Originaltitel: GONE BABY GONE

USA 2007, 114 min
Verleih: Disney

Genre: Drama, Thriller

Darsteller: Casey Affleck, Michelle Monaghan, Ed Harris, Amy Ryan, Morgan Freeman

Regie: Ben Affleck

Kinostart: 29.11.07

1 Bewertung

Gone Baby Gone – Kein Kinderspiel

Verstörendes Vexierspiel jenseits von Gut und Böse

Zugegeben: Das dämliche Anhängsel im deutschen Titel mag all jene wohl zwangsläufig aufkommenden Vorurteile untermauern, wenn man als Regisseur dieses Films den Namen Ben Afflecks liest – Affleck, das darstellerische Brachland?! Halt! Wer jetzt voreilige Schlüsse zieht, bringt sich selbst um den definitiv besten amerikanischen Thriller seit Ewigkeiten.

Ohne langen Prolog steigen wir in die Handlung ein und erfahren, daß Amanda, ein 4jähriger Sonnenschein von Kind, spurlos verschwand. Angeblich hat ihre Mutter Helene das Mädchen nur kurz allein gelassen, aber zwei angeheuerte Privatdetektive finden schnell heraus: Helene ist alkohol- und drogenabhängig, ein emotionales Wrack obendrein. Und tiefer in die Entführung verstrickt, als es den Anschein hat. Polizeiverhöre und weitere Ermittlungen führen zur scheinbar einfachen Lösung des Falles inklusive Lösegeldübergabe, in deren Verlauf Amanda allerdings ums Leben kommt. Doch das soll bloß der erste Stein in einem verschachtelten Mosaik aus Lügen und schrecklichen Ereignissen sein.
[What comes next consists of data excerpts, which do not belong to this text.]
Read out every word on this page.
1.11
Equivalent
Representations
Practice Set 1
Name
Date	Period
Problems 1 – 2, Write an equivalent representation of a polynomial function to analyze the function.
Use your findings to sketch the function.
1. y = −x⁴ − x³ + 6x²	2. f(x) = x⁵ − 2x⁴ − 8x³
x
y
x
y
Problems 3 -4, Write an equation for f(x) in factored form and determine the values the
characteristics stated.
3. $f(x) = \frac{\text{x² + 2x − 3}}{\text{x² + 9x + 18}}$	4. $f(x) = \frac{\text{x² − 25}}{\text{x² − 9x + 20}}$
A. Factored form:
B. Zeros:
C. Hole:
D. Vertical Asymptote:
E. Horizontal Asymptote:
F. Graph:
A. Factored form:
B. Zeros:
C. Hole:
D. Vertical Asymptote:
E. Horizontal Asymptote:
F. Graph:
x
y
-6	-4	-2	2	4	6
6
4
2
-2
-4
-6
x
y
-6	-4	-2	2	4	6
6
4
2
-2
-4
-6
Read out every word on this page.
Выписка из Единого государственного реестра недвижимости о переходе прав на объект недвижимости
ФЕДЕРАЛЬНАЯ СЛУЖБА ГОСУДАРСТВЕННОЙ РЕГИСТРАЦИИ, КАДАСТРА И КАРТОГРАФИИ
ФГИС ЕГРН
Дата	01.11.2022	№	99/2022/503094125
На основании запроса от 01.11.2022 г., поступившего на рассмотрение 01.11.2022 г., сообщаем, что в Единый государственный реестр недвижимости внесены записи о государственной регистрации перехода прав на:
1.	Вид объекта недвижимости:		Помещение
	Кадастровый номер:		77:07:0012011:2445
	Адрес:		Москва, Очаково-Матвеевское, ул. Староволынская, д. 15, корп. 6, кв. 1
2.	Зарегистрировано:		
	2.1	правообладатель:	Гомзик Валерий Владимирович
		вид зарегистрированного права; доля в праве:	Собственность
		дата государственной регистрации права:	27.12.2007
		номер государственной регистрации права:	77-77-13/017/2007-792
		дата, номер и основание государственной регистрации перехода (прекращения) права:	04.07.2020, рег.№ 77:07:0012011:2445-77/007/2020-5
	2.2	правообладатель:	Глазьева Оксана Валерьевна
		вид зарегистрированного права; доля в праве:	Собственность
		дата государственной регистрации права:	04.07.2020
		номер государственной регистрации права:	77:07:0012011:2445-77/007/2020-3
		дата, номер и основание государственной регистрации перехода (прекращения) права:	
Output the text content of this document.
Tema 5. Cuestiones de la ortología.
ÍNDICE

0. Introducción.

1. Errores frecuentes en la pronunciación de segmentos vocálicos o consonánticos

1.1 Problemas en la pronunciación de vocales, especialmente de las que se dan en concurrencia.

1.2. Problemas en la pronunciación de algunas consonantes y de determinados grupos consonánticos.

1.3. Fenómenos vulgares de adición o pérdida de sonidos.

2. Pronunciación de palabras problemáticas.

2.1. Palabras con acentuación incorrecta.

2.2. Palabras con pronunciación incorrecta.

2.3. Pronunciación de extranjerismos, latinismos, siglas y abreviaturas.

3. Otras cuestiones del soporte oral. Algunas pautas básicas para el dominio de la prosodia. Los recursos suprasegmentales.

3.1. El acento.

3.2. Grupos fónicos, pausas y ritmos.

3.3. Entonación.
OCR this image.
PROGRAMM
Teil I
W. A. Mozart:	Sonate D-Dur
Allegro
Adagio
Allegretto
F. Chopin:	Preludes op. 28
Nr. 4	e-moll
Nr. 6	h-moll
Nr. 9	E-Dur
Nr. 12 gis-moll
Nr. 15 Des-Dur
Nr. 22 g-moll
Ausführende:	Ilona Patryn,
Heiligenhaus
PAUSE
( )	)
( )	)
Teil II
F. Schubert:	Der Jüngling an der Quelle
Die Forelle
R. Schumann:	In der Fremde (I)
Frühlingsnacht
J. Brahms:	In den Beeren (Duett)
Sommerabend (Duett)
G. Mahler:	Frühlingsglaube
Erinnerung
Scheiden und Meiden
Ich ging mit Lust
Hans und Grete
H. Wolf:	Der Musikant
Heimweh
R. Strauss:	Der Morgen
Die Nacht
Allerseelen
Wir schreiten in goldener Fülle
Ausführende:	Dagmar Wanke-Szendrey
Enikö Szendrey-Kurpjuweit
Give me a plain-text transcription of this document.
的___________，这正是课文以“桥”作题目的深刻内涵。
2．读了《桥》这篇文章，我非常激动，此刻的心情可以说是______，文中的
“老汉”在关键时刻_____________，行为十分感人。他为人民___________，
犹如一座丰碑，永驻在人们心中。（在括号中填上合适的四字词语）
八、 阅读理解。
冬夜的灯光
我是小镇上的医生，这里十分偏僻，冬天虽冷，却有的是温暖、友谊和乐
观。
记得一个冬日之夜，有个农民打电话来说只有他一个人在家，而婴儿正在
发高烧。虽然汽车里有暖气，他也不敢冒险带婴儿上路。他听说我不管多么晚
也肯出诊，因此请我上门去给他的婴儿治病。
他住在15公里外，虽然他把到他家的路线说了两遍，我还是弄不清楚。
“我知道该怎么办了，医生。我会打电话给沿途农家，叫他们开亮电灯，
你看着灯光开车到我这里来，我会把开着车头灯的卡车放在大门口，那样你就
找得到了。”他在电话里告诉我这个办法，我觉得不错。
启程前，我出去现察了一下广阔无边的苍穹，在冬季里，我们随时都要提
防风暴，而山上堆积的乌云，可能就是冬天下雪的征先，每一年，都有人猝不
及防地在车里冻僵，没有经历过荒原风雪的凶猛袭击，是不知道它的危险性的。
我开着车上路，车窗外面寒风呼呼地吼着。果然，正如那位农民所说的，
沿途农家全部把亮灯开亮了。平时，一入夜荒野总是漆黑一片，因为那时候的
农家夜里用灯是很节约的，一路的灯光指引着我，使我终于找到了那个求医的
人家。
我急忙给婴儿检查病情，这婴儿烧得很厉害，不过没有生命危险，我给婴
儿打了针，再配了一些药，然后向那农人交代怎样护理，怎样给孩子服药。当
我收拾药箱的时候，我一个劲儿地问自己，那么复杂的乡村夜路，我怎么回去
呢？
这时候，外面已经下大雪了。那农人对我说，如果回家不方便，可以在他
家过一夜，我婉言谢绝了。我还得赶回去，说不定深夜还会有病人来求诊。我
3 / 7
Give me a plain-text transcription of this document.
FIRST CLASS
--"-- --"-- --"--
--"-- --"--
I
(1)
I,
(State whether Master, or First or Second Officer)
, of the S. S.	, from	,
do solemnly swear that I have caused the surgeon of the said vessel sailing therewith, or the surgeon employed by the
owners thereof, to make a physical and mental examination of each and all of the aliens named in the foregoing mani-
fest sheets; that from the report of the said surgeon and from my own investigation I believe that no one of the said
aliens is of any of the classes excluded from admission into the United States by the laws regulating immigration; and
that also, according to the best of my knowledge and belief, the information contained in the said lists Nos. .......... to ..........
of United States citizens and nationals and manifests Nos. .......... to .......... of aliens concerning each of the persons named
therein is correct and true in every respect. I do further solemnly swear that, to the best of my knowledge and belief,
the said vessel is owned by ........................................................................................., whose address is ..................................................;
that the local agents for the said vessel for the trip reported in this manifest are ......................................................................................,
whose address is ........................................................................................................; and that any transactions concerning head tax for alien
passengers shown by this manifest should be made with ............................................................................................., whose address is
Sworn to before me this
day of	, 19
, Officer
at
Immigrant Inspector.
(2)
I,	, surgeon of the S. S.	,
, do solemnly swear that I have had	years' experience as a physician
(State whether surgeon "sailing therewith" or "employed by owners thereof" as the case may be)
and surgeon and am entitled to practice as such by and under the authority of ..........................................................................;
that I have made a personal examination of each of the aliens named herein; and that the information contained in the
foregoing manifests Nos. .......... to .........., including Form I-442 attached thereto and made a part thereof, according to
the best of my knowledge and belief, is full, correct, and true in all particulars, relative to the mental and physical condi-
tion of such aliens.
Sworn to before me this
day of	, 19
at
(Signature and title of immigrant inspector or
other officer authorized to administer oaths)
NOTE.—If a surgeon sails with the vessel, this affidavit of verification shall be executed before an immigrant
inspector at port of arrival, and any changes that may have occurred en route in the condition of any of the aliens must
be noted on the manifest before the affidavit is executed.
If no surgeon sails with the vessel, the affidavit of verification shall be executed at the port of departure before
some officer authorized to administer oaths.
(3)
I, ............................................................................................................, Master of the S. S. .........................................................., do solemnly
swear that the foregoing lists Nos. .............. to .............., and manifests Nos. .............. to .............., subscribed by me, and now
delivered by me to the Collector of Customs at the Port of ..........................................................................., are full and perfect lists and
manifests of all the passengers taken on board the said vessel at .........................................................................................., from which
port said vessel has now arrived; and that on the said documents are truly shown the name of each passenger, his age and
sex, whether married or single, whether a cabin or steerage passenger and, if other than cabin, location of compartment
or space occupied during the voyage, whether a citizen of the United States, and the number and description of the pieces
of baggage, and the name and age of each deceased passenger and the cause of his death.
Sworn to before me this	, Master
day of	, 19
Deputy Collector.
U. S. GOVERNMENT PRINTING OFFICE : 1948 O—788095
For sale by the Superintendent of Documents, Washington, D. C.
Offensichtlich hat Affleck die Spielregeln des Genres genau studiert und setzt sie als Co-Autor mit falschen Fährten, blutigen Eruptionen sowie Standard-Schurken zwar souverän um, klammert sich inszenatorisch aber nicht daran. In den düsteren Bildern brodelt ständig das Ungewisse, auf gängige audiovisuelle Mätzchen wird stets verzichtet, und das Ermittlerteam könnte kaum weiter vom strahlenden Heldentum entfernt gezeichnet sein. Was Hollywood immer mehr zu verlernen scheint, lebt hier in aller Brillanz wieder auf – das Erzählen einer Geschichte. Einer wirklich beklemmenden, wohlgemerkt.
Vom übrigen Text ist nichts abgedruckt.